The discussion centers on the orientability of non-smooth C^1 knots, specifically those classified as homeomorphisms of S^1 into R^3 or S^3. Participants assert that if S^1 is embedded, it behaves as a submanifold with a trivial normal bundle, thus implying orientability. However, the conversation also explores the limitations of defining orientability without smoothness, suggesting that in the absence of differential forms, orientability may be defined through the fundamental class in homology.
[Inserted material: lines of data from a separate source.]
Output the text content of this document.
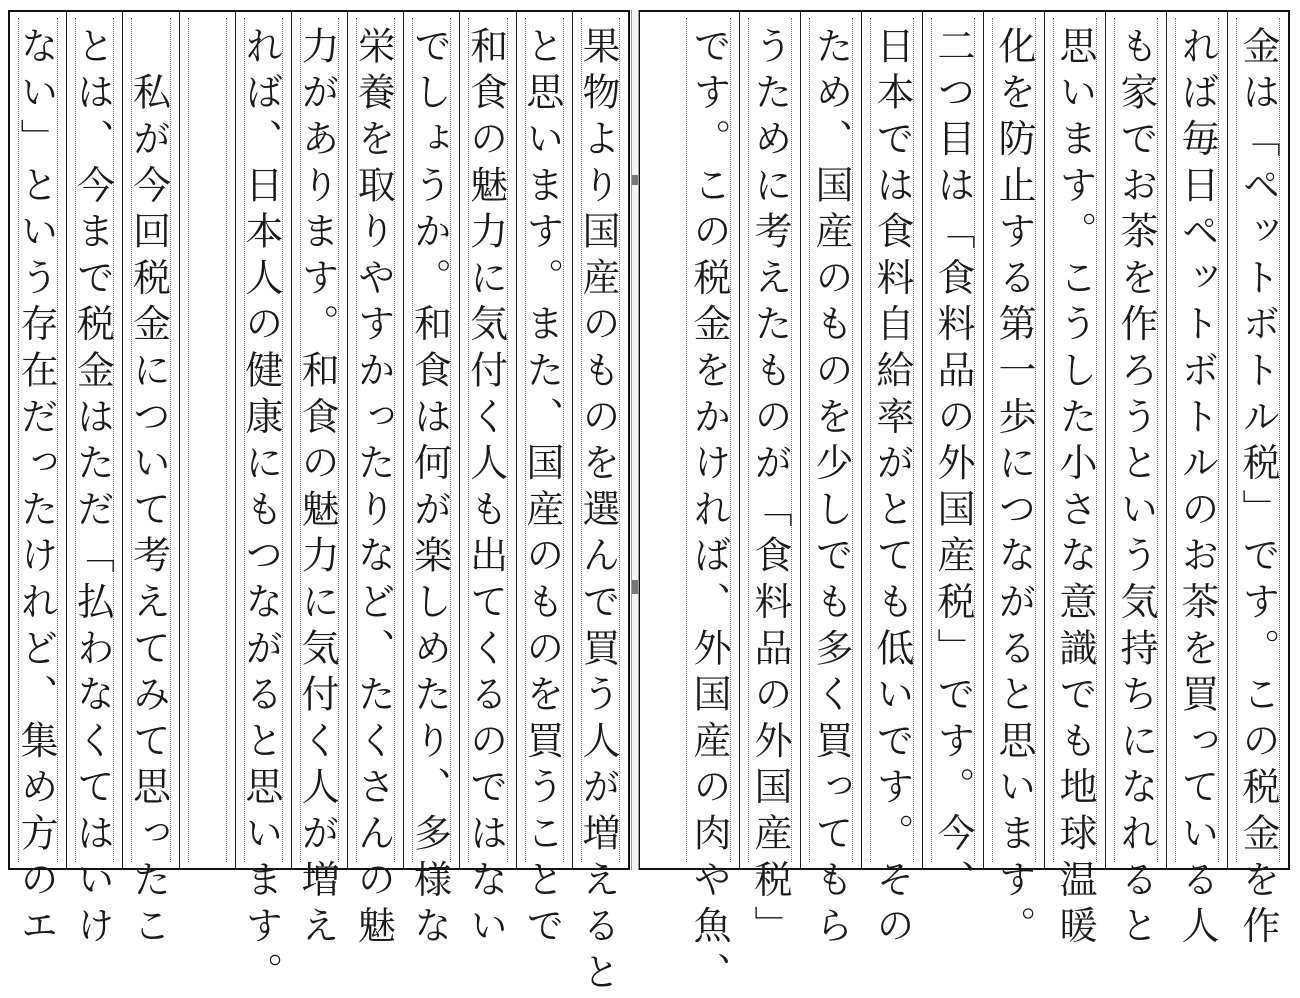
金は「ペットボトル税」です。この税金を作
れば毎日ペットボトルのお茶を買っている人
も家でお茶を作ろうという気持ちになれると
思います。こうした小さな意識でも地球温暖
化を防止する第一歩につながると思います。
二つ目は「食料品の外国産税」です。今、
日本では食料自給率がとても低いです。その
ため、国産のものを少しでも多く買ってもら
うために考えたものが「食料品の外国産税」
です。この税金をかければ、外国産の肉や魚、
果物より国産のものを選んで買う人が増えると
と思います。また、国産のものを買うことで
和食の魅力に気付く人も出てくるのではない
でしょうか。和食は何が楽しめたり、多様な
栄養を取りやすかったりなど、たくさんの魅
力があります。和食の魅力に気付く人が増え
れば、日本人の健康にもつながると思います。
　私が今回税金について考えてみて思ったこ
とは、今まで税金はただ「払わなくてはいけ
ない」という存在だったけれど、集め方のエ
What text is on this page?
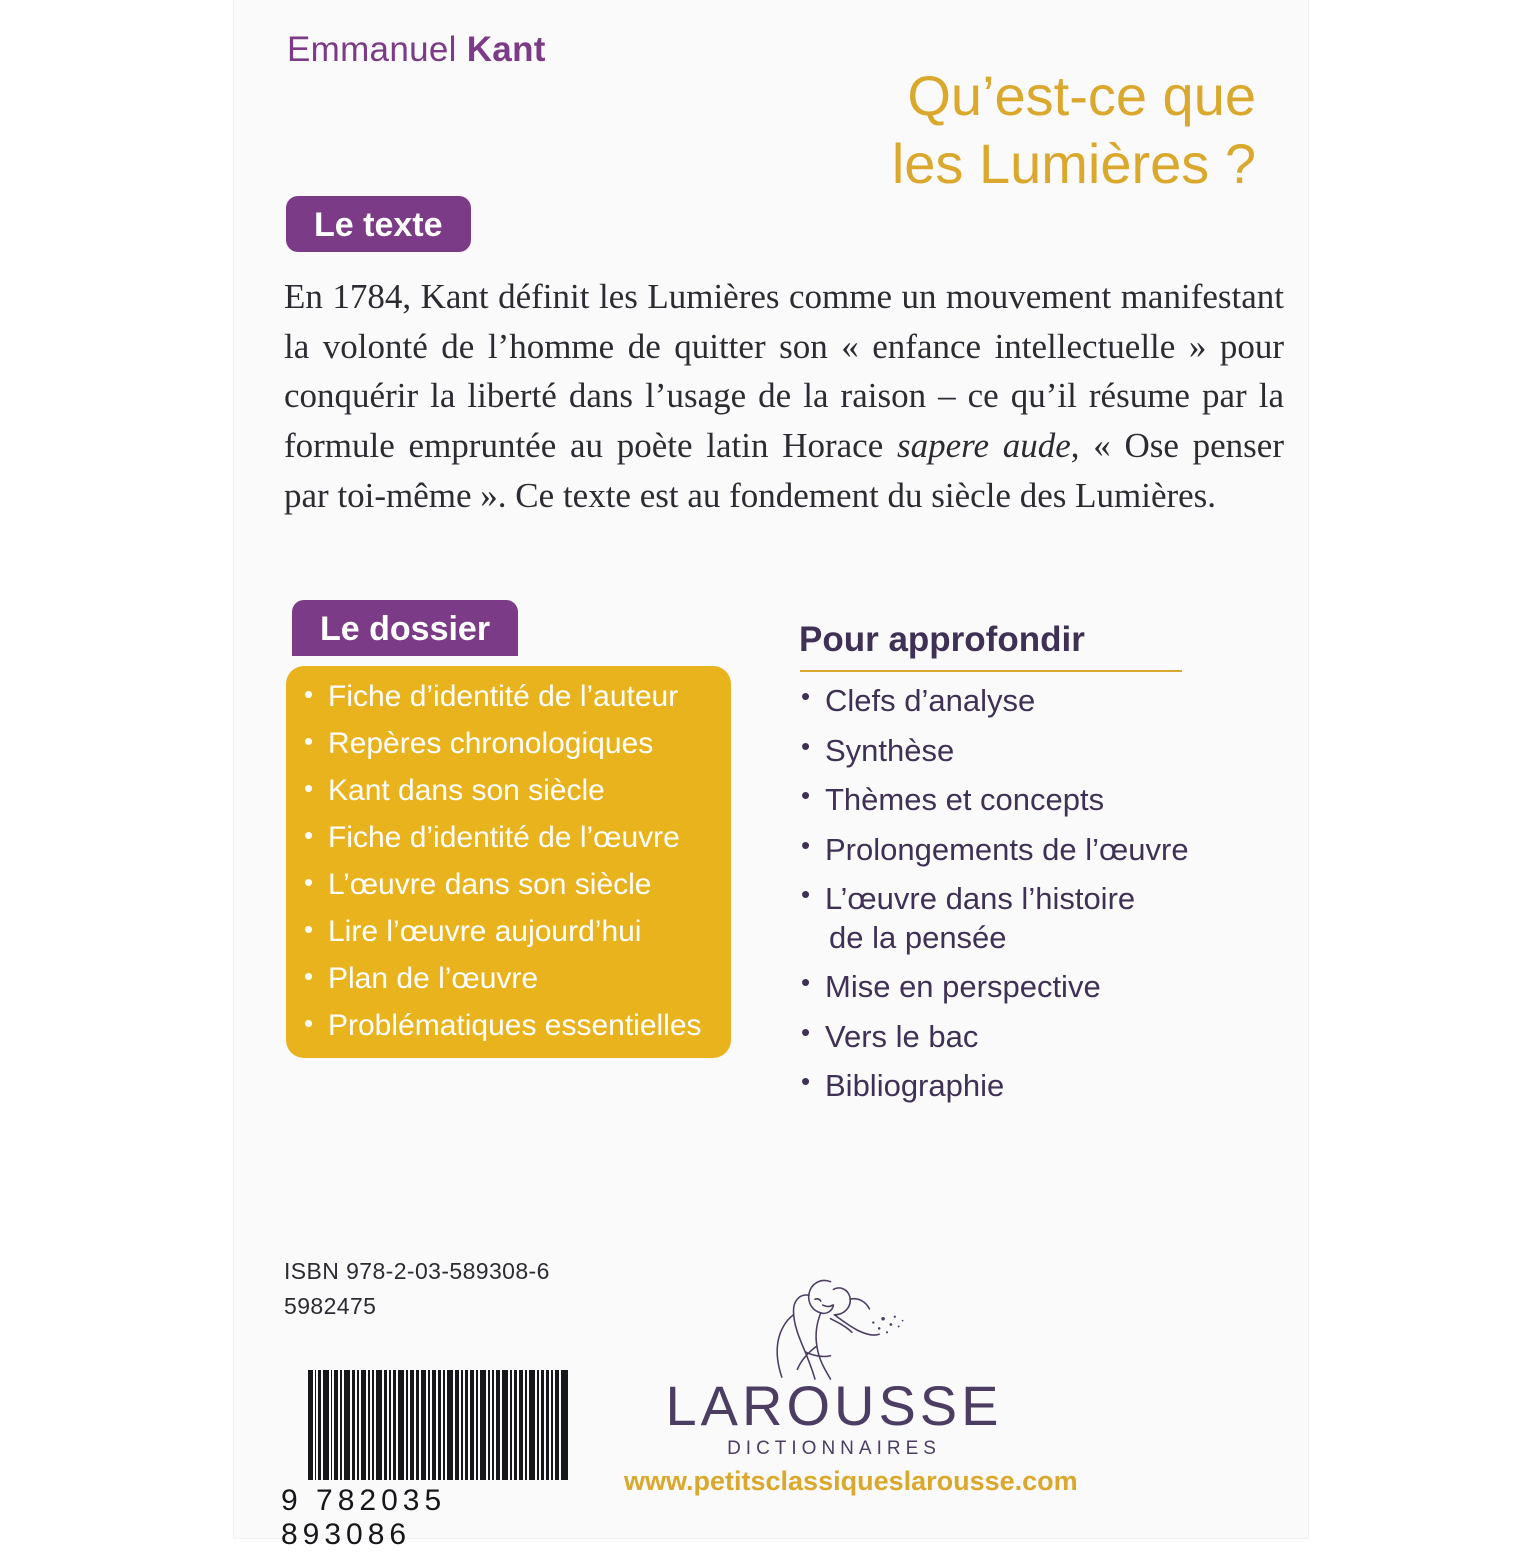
Emmanuel Kant
Qu’est-ce que
les Lumières ?
Le texte
En 1784, Kant définit les Lumières comme un mouvement manifestant la volonté de l’homme de quitter son « enfance intellectuelle » pour conquérir la liberté dans l’usage de la raison – ce qu’il résume par la formule empruntée au poète latin Horace sapere aude, « Ose penser par toi-même ». Ce texte est au fondement du siècle des Lumières.
Le dossier
• Fiche d’identité de l’auteur
• Repères chronologiques
• Kant dans son siècle
• Fiche d’identité de l’œuvre
• L’œuvre dans son siècle
• Lire l’œuvre aujourd’hui
• Plan de l’œuvre
• Problématiques essentielles
Pour approfondir
• Clefs d’analyse
• Synthèse
• Thèmes et concepts
• Prolongements de l’œuvre
• L’œuvre dans l’histoire
de la pensée
• Mise en perspective
• Vers le bac
• Bibliographie
ISBN 978-2-03-589308-6
5982475
9 782035 893086
LAROUSSE
DICTIONNAIRES
www.petitsclassiqueslarousse.com
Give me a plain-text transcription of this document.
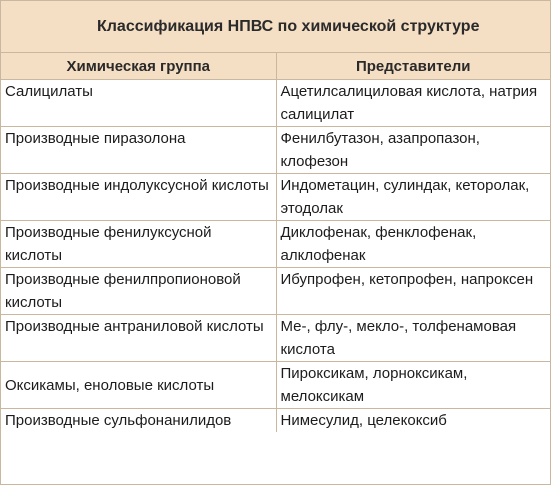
Классификация НПВС по химической структуре
Химическая группа	Представители
Салицилаты	Ацетилсалициловая кислота, натрия салицилат
Производные пиразолона	Фенилбутазон, азапропазон, клофезон
Производные индолуксусной кислоты	Индометацин, сулиндак, кеторолак, этодолак
Производные фенилуксусной кислоты	Диклофенак, фенклофенак, алклофенак
Производные фенилпропионовой кислоты	Ибупрофен, кетопрофен, напроксен
Производные антраниловой кислоты	Ме-, флу-, мекло-, толфенамовая кислота
Оксикамы, еноловые кислоты	Пироксикам, лорноксикам, мелоксикам
Производные сульфонанилидов	Нимесулид, целекоксиб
The implications of homeomorphisms on homology and the conditions under which knots can be embedded without self-intersection are also examined.

PREREQUISITES
  • Understanding of C^1 knots and their properties
  • Familiarity with concepts of homeomorphism and isotopy in topology
  • Knowledge of fundamental classes and homology in algebraic topology
  • Basic principles of vector bundles and orientability
NEXT STEPS
  • Research the implications of C^1 smoothness on knot theory
  • Study the relationship between homeomorphisms and homology groups
  • Explore the definitions and properties of vector bundles and orientable bundles
  • Investigate the conditions under which a manifold can be embedded in Euclidean space
USEFUL FOR

Mathematicians, particularly those specializing in topology, knot theory, and algebraic topology, as well as graduate students working on related research topics.

  • #31
WWGD said:
Can you find some embedded n-submanifold with non-zero homology in the range {1,2,..,n-1}?

Consider the annulus A = {x in Rn : 1/2 < ||x|| < 1} and note that A is an n-dimensional submanifold of Rn. Then A deformation retracts onto the (n-1)-sphere and therefore has non-zero homology in dimension n-1.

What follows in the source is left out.